Walaupun gizi buruk di dunia ini banyak disebabkan oleh kekurangan pangan yang mutlak,
masalahnya bertambah parah akibat berbagai kepercayaan budaya dan pantangan-pantangan
yang sering membatasi pemanfaatan makanan yang tersedia. Maka dalam perencanaan
kesehatan, masalahnya tidak terbatas pada pencarian cara-cara untuk menyediakan lebih
banyak bahan makanan, melainkan harus pula dicarika cara-cara untuk memastikan bahwa
bahan makanan yang tersedia digunakan secara efektif.
Pembatasan budaya tersebut dapat dilihat dalam :
1. Kegagalan untuk melihat hubungan antara makanan dan kesehatan
Contoh: Persepsi mengenai hubungan antara makanan dan kesehatan berupa suatu
pandangan keliru yang meluas: Makanan yang kaya protein, terutama daging dan susu
tidak boleh dimakan oleh anak-anak yang mengidap penyakit cacing karena dianggap
“menyebabkan cacing-cacing muncul”
Pada banyaki masyarakat, usia atau kondisi seseorang dapat dipakai sebagai alasan
untuk melarang makanan-makanan tertentu.
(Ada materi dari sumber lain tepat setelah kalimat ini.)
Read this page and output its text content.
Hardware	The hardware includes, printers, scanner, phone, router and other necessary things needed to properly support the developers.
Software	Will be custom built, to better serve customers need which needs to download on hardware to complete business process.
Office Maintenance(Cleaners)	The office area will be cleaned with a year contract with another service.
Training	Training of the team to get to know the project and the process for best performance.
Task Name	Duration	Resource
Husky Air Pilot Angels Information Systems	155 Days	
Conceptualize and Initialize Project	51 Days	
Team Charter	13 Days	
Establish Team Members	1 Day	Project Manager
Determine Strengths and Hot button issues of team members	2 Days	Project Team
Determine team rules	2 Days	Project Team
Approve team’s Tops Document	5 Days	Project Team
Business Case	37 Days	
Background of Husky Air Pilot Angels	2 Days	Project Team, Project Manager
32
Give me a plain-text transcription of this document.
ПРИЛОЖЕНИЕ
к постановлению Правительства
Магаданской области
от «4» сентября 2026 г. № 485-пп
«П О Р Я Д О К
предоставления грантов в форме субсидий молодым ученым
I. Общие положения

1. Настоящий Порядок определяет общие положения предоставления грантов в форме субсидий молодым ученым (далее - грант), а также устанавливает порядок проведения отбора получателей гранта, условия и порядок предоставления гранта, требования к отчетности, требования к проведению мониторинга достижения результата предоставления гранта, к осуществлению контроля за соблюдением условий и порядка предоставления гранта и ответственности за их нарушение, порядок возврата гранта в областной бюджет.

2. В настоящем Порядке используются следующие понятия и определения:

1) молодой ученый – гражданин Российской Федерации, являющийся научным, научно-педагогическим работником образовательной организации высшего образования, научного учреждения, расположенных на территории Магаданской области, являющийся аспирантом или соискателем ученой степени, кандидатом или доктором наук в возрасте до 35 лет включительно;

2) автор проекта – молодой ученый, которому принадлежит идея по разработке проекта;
Di beberapa bagian Afrika Barat
misalnya, telur tidak diberikan kepada anak-anak kecil karena adanya kepercayaan
bahwa telur akan menunda menutupnya ubun-ubun (pada orang Yoruba di Nigeria),
bahwa anak laki-laki yang makan telur akan menjadi pencuri )orang Yoruba),
sedangkan anak perempuan yang makan telur akan mempunyai moral yang longgar
(menurut orang Ghana).
Hasil penelitian menemukan: ayah dari seorang anak yang menderita kekurangan gizi
parah adalah seorang peternak ayam yang ber- hasil, yang menjual ratusan telur setiap
minggunya, namun tidak pernah terpikirkan olehnya untuk memberi makan telur pada
anaknya.
Di pantai timur Malaysia, wanita yang baru melahirkan dianggap sangat peka,
terutama terhadap “dingin” yang berasal dari udara atau makanan yang dingin,
akibatnya segala makanan dingin dilarang selama 40 hari pada setelah melahirkan.
Karena pembatasan ini, makanannya kurang mencukupi dari yang seharusnya.